The 12-year-old girl who lives in the house, Suzy Bishop (Kara Hayward), wears miniskirts with her scuffed saddle shoes, and daring blue eyeshadow that wouldn’t be out of place on Carnaby Street. (Bearing a faint resemblance to Emma Watson, Hayward possesses a similarly compelling face for the screen, especially when she fixes the camera with a dark, adamantine stare.) In the past year, Suzy has struck up a pen-pal friendship with Sam Shakusky (Jared Gilman), a bespectacled, raccoon-tail-capped kid who as “Moonrise Kingdom” begins has just run away from Khaki Scout camp.
As explained by a nameless narrator played by Bob Balaban (looking every inch the Christmas elf in a Technicolor-red winter coat and jaunty green cap), “Moonrise Kingdom” will chronicle the adventures of Sam and Suzy, each of whom is woefully misunderstood by the adults in his or her life. In Suzy’s case, those grown-ups are a couple of preoccupied lawyers (Frances McDormand and Bill Murray), one of whom is a little more preoccupied than the other.

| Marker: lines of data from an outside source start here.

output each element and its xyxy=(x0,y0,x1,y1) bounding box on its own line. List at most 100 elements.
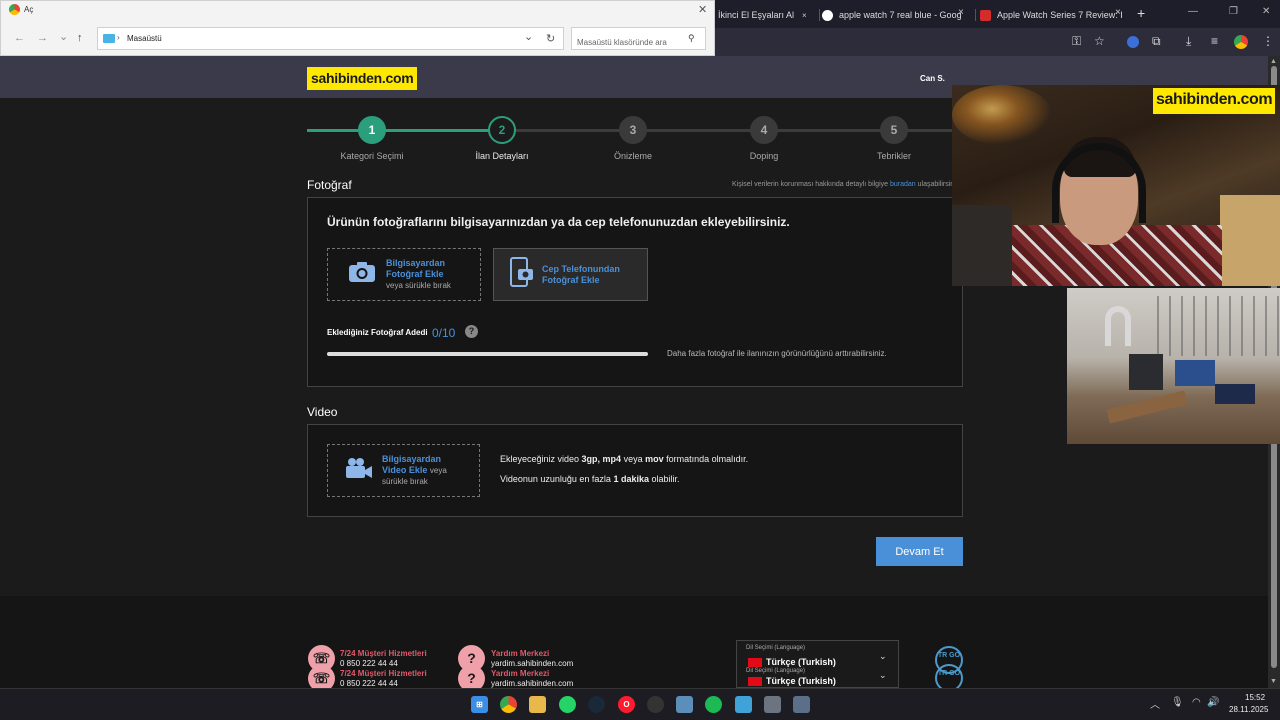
download-icon[interactable]: ⤓ xyxy=(1186,34,1191,49)
calculator-icon[interactable] xyxy=(764,696,781,713)
steam-icon[interactable] xyxy=(588,696,605,713)
clock-date[interactable]: 28.11.2025 xyxy=(1229,705,1268,714)
obs-icon[interactable] xyxy=(647,696,664,713)
clock-time[interactable]: 15:52 xyxy=(1245,693,1265,702)
path-bar[interactable] xyxy=(97,27,564,50)
tab-google-search[interactable]: apple watch 7 real blue - Goog xyxy=(822,4,972,26)
extension-icon[interactable] xyxy=(1127,36,1139,48)
network-app-icon[interactable] xyxy=(676,696,693,713)
tab-title: eki İkinci El Eşyaları Al xyxy=(704,10,795,20)
language-select[interactable]: Dil Seçimi (Language) Türkçe (Turkish) ⌄… xyxy=(736,640,899,688)
tray-expand-icon[interactable]: ︿ xyxy=(1150,696,1160,711)
step-3-circle: 3 xyxy=(619,116,647,144)
search-input[interactable] xyxy=(571,27,706,50)
step-5-circle: 5 xyxy=(880,116,908,144)
scroll-down-icon[interactable]: ▼ xyxy=(1270,678,1277,685)
video-format-info: Ekleyeceğiniz video 3gp, mp4 veya mov fo… xyxy=(500,454,748,464)
breadcrumb-separator-icon: › xyxy=(117,33,120,42)
photo-count-label: Eklediğiniz Fotoğraf Adedi xyxy=(327,328,428,337)
video-info2-b: 1 dakika xyxy=(613,474,649,484)
site-footer xyxy=(0,596,1268,688)
site-logo[interactable]: sahibinden.com xyxy=(307,67,418,90)
help-icon[interactable]: ? xyxy=(465,325,478,338)
video-info2-c: olabilir. xyxy=(648,474,680,484)
bookmark-star-icon[interactable]: ☆ xyxy=(1094,34,1105,48)
wood-plank xyxy=(1106,390,1188,424)
video-info1-d: mov xyxy=(645,454,664,464)
spotify-icon[interactable] xyxy=(705,696,722,713)
support-title: 7/24 Müşteri Hizmetleri xyxy=(340,649,427,658)
windows-start-icon[interactable]: ⊞ xyxy=(471,696,488,713)
refresh-icon[interactable]: ↻ xyxy=(546,32,555,45)
extensions-puzzle-icon[interactable]: ⧉ xyxy=(1152,34,1161,49)
volume-icon[interactable]: 🔊 xyxy=(1207,697,1219,708)
tab-close-icon[interactable]: × xyxy=(958,7,964,18)
search-icon[interactable]: ⚲ xyxy=(688,33,695,44)
upload-pc-line2: Fotoğraf Ekle xyxy=(386,269,444,279)
wifi-icon[interactable]: ◠ xyxy=(1192,697,1201,708)
upload-phone-line2: Fotoğraf Ekle xyxy=(542,274,600,285)
tab-close-icon[interactable]: × xyxy=(802,11,807,20)
upload-phone-text: Cep Telefonundan Fotoğraf Ekle xyxy=(542,264,620,286)
notes-icon[interactable] xyxy=(735,696,752,713)
google-icon xyxy=(822,9,833,21)
chevron-down-icon: ⌄ xyxy=(879,651,887,661)
whatsapp-icon[interactable] xyxy=(559,696,576,713)
webcam-desk xyxy=(1067,288,1280,444)
user-menu[interactable]: Can S. xyxy=(920,74,945,83)
restore-icon[interactable]: ❐ xyxy=(1229,6,1238,17)
path-text[interactable]: Masaüstü xyxy=(127,34,162,43)
step-4-label: Doping xyxy=(749,151,779,161)
armchair xyxy=(1220,195,1280,286)
upload-pc-sub: veya sürükle bırak xyxy=(386,281,451,290)
tab-sahibinden[interactable]: eki İkinci El Eşyaları Al × xyxy=(704,4,820,26)
video-info1-c: veya xyxy=(621,454,646,464)
dialog-close-icon[interactable]: ✕ xyxy=(698,3,707,16)
back-arrow-icon[interactable]: ← xyxy=(14,32,25,44)
password-key-icon[interactable]: ⚿ xyxy=(1072,34,1081,49)
profile-avatar[interactable] xyxy=(1234,35,1248,49)
upload-phone-line1: Cep Telefonundan xyxy=(542,263,620,274)
chrome-icon[interactable] xyxy=(500,696,517,713)
privacy-link[interactable]: buradan xyxy=(890,181,916,188)
up-arrow-icon[interactable]: ↑ xyxy=(77,32,83,44)
dialog-title: Aç xyxy=(24,5,34,14)
overlay-banner: sahibinden.com xyxy=(1153,88,1276,114)
video-camera-icon xyxy=(345,457,373,484)
window-close-icon[interactable]: ✕ xyxy=(1262,6,1270,17)
step-2-label: İlan Detayları xyxy=(475,151,529,161)
step-5-label: Tebrikler xyxy=(876,151,911,161)
step-2-circle: 2 xyxy=(488,116,516,144)
help-center-title: Yardım Merkezi xyxy=(491,649,550,658)
reading-list-icon[interactable]: ≡ xyxy=(1211,34,1218,48)
more-photo-note: Daha fazla fotoğraf ile ilanınızın görün… xyxy=(667,349,887,358)
scroll-up-icon[interactable]: ▲ xyxy=(1270,58,1277,65)
webcam-streamer xyxy=(952,85,1280,286)
language-caption: Dil Seçimi (Language) xyxy=(746,668,806,674)
browser-menu-icon[interactable]: ⋮ xyxy=(1262,34,1274,48)
file-explorer-icon[interactable] xyxy=(529,696,546,713)
support-phone[interactable]: 0 850 222 44 44 xyxy=(340,659,398,668)
support-phone[interactable]: 0 850 222 44 44 xyxy=(340,679,398,688)
forward-arrow-icon[interactable]: → xyxy=(37,32,48,44)
photo-count-value: 0/10 xyxy=(432,326,456,340)
upload-from-computer-button[interactable]: Bilgisayardan Fotoğraf Ekle veya sürükle… xyxy=(327,248,481,301)
upload-from-phone-button[interactable]: Cep Telefonundan Fotoğraf Ekle xyxy=(493,248,648,301)
path-dropdown-icon[interactable]: ⌄ xyxy=(524,30,533,43)
help-center-link[interactable]: yardim.sahibinden.com xyxy=(491,679,573,688)
upload-video-line2: Video Ekle xyxy=(382,465,428,475)
tab-apple-watch-review[interactable]: Apple Watch Series 7 Review: I xyxy=(980,4,1130,26)
help-center-link[interactable]: yardim.sahibinden.com xyxy=(491,659,573,668)
continue-button[interactable]: Devam Et xyxy=(876,537,963,566)
new-tab-button[interactable]: + xyxy=(1137,5,1145,21)
microphone-icon[interactable]: 🎙 xyxy=(1171,697,1184,708)
minimize-icon[interactable]: — xyxy=(1188,6,1198,17)
snipping-tool-icon[interactable] xyxy=(793,696,810,713)
recent-locations-icon[interactable]: ⌄ xyxy=(59,30,68,43)
opera-icon[interactable]: O xyxy=(618,696,635,713)
chrome-icon xyxy=(9,4,20,15)
upload-video-button[interactable]: Bilgisayardan Video Ekle veya sürükle bı… xyxy=(327,444,480,497)
netflix-icon xyxy=(980,9,991,21)
turkey-flag-icon xyxy=(748,677,762,686)
tab-close-icon[interactable]: × xyxy=(1115,7,1121,18)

Which brings us to the supporting players in “Moonrise Kingdom”: Bruce Willis portrays the police chief (and apparently sole police officer) on the small New England island where the story takes place; if you think his mild-mannered Capt. Sharp represents a departure from his “Die Hard” days, just wait until the third act.
Edward Norton plays Khaki Scout master Ward, who swiftly organizes a squad of kerchiefed boys to use their “wilderness and orienteering skills” to track down their peer (he’s not exactly a friend, because he’s the most unpopular kid in the group).
And Tilda Swinton dons a perfectly swirled and lacquered red wig to play an imperious bureaucrat who’s known in the film simply as “Social Services.”
As he’s done in all of his films -- from “Bottle Rocket” and “Rushmore” through “The Darjeeling Limited” and animated “Fantastic Mr. Fox” -- Anderson confects a distinctive mix of arch humor and solemnity in “Moonrise Kingdom,” in which Sam and Suzy confront death, abandonment and burgeoning sexuality in very real terms, but in which a character can also be struck by lightning without suffering anything worse than a pair of sooty glasses.
Leaning heavily on a leitmotif of Noah’s Ark -- and a lovely performance of the Benjamin Britten opera “Noye’s Fludde” -- Anderson weaves an alternately soothing and unsettling mythology of young love, never allowing the audience for one moment to dismiss or condescend to the film’s supremely solemn and earnest adolescent protagonists.
Still, if Anderson deserves credit for giving Sam and Suzy their dignity, his controlled, airless approach to the story has also sapped it of the headlong emotionalism that such reckless passions entail. As in all of his films, Anderson’s characters speak in affectless, matter-of-fact sentences, a style that was fresh and altogether suitable for the wise-beyond-his-years Max Fischer in “Rushmore,” but here creates a chilly intellectual distance.
With its love of bygone eras and Etsy-esque aesthetic of hand-sewn costumes and felt scout badges, “Moonrise Kingdom” begins to take on the meticulously crafted trappings a live-action, human version of “Fantastic Mr. Fox,” especially during a particularly antic climax where busy-ness and unhinged action finally swamp deeper meaning.
Everything has been so carefully curated and rigidly controlled in “Moonrise Kingdom” that the film begins to feel as precious and meticulously composed as one of the books that Suzy brings on her journey (along with a pair of left-handed scissors and a kitten).
Still, there’s no denying the extravagant pleasures “Moonrise Kingdom” affords as an erudite wish-fulfillment fantasy of empowerment and autonomy. Anderson’s style may not be to everyone’s taste, but he’s that rare -- maybe even unique -- filmmaker who seems interested in exploring film, not just as a vehicle for narrative, but as a material object in and of itself.
“Moonrise Kingdom” is already shaping up to be this summer’s art house sleeper hit, and no wonder: It traffics in the very kind of escapist spectacle -- in this case of a thoughtfully composed world brimming with whimsy, enchantment and visual brio -- that the season was made for.
Contains sexual content and smoking.